Selling a Conflict: Two Key Points for Your Players

All of the conflicts I’ve seen work have made two major points to the players/characters: It has to be you, and it has to be now.

It has to be you. This is probably the most important of the two, playing as it does to the egos of the players—and to the verisimilitude of the overall storyline. You need to establish to your players and to their characters (yes, there’s a difference) that this isn’t just their job, it’s Their Job. Some people do this just by dangling a reward too big for the characters to walk away from, allowing them to convince themselves that it’s their job; “It has to be me,” the thought process goes, “or someone else is going to get this awesome reward first. Then there are the plots that tailor it to the characters specifically, either by utilizing circumstances or by playing to their particular skills. “It has to be you, because nobody else can be spared/is in good enough shape/escaped the curse/has a functional spacesuit; it has to be you, because nobody else is as strong/reads minds/knows how to maintain the engines/could hack into a computer system that secure.” Whatever it is, it should definitely be worthy of the characters’ skills, and does better if it isn’t a cakewalk; “it has to be you” doesn’t have near the impact if the player’s pretty sure it could have been anyone else had they just been invited. Heck, if the situation is sufficiently something only they can do, some players are prone to not caring about how soon it needs to be done, or even if it can get done right away; they’re going to find a way to do it anyway, and who cares how many plans they have to try and discard?

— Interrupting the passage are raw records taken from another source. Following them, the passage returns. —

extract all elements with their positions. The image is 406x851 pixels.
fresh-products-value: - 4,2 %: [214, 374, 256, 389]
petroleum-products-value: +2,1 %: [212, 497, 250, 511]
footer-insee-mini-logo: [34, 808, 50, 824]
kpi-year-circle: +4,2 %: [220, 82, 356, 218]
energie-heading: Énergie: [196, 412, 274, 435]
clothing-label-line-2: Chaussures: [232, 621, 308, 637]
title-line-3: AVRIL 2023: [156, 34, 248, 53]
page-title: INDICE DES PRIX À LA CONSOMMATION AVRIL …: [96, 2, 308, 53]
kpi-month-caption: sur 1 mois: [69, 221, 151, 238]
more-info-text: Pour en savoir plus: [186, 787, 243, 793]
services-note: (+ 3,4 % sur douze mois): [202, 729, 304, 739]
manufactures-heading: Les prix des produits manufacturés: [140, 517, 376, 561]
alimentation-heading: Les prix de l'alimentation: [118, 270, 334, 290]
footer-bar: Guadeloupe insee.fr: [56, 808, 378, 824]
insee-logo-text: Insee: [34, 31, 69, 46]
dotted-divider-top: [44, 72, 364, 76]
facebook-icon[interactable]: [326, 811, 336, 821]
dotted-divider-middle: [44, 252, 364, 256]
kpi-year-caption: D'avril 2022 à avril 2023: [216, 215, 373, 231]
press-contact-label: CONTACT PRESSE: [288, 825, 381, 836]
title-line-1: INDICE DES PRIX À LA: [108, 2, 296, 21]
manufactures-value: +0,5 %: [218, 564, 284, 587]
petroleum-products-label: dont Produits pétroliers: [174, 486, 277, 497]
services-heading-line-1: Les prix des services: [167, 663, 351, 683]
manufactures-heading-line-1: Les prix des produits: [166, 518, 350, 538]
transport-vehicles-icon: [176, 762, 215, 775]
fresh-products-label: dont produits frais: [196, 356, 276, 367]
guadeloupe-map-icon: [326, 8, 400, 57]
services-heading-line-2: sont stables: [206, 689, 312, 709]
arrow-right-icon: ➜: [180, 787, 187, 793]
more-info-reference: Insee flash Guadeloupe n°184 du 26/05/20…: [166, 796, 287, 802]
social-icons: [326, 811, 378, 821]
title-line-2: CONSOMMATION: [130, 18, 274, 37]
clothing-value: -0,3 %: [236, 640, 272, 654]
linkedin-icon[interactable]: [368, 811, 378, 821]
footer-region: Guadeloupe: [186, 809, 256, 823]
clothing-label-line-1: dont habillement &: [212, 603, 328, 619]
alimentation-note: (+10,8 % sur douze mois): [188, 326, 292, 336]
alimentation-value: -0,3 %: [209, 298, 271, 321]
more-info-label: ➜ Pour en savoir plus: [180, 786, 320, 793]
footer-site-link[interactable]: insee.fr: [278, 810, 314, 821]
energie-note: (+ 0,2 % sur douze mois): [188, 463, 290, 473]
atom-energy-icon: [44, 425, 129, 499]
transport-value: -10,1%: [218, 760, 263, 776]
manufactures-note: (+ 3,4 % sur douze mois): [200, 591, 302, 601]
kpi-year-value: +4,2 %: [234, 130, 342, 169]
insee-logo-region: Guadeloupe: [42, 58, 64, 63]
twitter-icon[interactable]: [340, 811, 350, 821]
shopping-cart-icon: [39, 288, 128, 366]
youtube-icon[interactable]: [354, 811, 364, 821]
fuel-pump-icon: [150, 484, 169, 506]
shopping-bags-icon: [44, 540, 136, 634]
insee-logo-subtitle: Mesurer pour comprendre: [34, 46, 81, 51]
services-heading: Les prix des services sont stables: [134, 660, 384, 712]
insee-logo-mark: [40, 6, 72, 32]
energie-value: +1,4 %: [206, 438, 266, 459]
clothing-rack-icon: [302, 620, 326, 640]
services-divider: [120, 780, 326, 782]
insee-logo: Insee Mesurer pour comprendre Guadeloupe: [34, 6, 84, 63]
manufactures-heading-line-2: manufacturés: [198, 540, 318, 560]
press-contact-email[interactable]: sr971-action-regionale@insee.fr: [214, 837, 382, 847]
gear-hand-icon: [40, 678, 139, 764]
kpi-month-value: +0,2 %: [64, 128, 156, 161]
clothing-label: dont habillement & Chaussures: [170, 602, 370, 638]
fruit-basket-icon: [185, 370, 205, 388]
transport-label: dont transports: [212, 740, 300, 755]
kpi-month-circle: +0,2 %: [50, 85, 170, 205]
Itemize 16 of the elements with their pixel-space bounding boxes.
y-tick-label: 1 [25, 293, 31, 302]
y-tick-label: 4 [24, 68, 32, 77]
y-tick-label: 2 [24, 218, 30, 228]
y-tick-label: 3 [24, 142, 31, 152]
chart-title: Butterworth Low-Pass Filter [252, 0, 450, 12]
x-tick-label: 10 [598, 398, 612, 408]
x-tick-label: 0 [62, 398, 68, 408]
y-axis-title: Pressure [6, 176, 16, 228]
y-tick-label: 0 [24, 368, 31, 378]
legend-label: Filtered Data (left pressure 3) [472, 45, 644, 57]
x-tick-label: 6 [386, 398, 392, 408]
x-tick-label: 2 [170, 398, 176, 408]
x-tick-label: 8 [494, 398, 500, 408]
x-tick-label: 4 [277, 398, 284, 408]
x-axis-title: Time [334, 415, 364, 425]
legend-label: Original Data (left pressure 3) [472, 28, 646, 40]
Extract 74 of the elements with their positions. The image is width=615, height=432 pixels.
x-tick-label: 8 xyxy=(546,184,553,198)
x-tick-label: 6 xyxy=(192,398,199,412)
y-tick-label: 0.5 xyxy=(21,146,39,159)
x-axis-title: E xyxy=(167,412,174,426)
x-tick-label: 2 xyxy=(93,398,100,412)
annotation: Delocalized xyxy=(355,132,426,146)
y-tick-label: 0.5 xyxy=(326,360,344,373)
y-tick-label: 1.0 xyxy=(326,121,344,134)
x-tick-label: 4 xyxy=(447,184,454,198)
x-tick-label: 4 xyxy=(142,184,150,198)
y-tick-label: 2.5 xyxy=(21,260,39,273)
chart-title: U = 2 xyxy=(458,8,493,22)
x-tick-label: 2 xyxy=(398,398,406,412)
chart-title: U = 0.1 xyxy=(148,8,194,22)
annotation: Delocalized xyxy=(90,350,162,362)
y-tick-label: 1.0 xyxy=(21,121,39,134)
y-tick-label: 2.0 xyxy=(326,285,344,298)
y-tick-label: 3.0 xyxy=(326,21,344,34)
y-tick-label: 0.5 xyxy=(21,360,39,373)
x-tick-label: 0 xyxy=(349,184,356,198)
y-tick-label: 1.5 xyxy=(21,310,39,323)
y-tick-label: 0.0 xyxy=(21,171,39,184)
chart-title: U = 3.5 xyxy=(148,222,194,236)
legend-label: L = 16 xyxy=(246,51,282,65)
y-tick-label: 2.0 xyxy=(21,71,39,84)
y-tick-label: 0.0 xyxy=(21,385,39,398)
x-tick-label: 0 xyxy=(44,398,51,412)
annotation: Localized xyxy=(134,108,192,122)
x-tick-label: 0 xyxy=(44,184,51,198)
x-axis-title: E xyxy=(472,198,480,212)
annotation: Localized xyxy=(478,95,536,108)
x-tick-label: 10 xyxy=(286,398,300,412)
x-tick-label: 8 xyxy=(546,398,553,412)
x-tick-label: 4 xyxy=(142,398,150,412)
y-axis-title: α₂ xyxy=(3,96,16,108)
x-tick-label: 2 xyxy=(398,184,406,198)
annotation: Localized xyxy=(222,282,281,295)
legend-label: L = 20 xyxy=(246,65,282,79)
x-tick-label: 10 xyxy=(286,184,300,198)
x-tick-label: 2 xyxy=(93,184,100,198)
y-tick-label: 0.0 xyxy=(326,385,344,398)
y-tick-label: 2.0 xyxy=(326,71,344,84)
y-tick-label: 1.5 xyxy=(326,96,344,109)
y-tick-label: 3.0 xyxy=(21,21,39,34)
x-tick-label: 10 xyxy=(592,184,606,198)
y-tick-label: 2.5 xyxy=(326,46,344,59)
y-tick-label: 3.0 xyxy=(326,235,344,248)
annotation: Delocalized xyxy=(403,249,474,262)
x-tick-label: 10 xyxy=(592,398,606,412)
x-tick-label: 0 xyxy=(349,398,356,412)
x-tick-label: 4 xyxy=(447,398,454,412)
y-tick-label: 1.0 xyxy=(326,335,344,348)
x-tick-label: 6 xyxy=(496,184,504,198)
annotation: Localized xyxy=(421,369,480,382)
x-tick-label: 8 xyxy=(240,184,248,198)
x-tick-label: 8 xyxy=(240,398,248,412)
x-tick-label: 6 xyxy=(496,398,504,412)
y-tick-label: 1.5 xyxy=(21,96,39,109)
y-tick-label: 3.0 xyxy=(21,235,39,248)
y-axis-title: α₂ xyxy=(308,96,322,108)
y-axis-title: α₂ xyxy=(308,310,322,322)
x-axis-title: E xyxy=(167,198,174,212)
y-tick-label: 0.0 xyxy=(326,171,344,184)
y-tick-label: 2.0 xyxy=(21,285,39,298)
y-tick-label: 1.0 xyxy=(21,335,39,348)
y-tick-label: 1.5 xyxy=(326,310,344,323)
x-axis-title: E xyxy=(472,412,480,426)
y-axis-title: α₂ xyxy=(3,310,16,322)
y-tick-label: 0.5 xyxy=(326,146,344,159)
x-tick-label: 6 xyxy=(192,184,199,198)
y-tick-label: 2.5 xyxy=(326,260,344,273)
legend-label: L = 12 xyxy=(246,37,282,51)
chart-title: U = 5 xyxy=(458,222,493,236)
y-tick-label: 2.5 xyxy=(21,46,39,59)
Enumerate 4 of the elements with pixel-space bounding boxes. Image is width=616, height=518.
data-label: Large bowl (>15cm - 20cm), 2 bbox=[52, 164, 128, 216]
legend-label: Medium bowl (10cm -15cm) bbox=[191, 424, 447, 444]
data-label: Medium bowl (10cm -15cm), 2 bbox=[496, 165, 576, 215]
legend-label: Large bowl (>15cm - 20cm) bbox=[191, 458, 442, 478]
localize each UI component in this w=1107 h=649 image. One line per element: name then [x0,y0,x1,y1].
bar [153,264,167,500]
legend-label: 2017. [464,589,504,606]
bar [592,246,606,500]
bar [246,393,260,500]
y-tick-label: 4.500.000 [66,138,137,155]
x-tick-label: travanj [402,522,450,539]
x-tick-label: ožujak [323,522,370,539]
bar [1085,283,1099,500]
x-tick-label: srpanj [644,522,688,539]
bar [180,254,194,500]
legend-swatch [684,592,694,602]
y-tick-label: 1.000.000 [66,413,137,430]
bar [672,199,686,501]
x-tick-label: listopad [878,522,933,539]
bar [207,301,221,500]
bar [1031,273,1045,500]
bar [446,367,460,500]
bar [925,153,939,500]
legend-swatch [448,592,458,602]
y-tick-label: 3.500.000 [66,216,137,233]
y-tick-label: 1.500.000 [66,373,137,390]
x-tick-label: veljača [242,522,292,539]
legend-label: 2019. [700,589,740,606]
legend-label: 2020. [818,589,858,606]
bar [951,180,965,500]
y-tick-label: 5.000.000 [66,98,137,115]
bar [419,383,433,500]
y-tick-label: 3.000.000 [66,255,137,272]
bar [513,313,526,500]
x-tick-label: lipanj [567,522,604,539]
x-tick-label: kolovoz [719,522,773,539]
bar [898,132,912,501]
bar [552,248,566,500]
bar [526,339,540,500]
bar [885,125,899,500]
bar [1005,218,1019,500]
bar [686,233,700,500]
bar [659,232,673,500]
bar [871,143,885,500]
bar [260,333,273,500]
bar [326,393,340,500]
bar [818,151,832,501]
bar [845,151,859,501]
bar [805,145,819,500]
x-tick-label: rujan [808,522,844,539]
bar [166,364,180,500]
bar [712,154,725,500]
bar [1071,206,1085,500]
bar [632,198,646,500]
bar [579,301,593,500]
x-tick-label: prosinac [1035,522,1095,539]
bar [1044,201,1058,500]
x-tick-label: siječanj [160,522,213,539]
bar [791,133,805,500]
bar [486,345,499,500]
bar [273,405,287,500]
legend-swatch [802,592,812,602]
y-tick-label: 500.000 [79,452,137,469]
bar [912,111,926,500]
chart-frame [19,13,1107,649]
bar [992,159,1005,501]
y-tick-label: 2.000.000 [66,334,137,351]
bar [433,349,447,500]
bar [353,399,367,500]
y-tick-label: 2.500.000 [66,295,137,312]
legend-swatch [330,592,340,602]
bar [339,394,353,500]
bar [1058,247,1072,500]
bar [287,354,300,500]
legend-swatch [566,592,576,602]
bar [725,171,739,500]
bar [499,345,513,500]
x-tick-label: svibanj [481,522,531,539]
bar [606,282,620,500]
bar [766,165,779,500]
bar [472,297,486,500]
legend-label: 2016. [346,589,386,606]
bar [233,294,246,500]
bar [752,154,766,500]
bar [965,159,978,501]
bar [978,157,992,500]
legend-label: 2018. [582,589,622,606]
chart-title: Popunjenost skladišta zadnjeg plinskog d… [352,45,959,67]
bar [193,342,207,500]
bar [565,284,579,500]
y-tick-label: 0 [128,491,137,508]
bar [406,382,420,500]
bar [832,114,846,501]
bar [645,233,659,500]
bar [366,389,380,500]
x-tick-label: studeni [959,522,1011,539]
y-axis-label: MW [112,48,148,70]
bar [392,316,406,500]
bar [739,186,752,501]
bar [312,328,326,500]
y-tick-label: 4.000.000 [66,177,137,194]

It has to be now—or at least, as soon as possible. It isn’t just that time sensitivity provides an incentive for the players and their characters to wander off and go fishing; it’s also that time sensitivity creates yet another supporting reason for “It has to be you”: the fact that there isn’t time to go fetch someone else. Even if the threat isn’t immediate, there should be either a definite timeline—or an indefinite, but very pressing, timeline.

Pretty much all the rest of the stakes are variations on why—why it has to be them, and why it has to be now. But if you can’t justify the second—and more, if you can’t justify the first—you’re going to have a lot of trouble keeping the group on track.

3 comments

  1. I think it’s the second point that I usually stumble on. In my current game, the players – and characters – seem on board with the idea that they’re the best/only people for the job, but there’s no sense of urgency. I think I need to rectify this…

  2. Ravyn says:

    You and me both. I should make a point of looking into urgency over the next couple of weeks–hopefully, before my next paper’s due!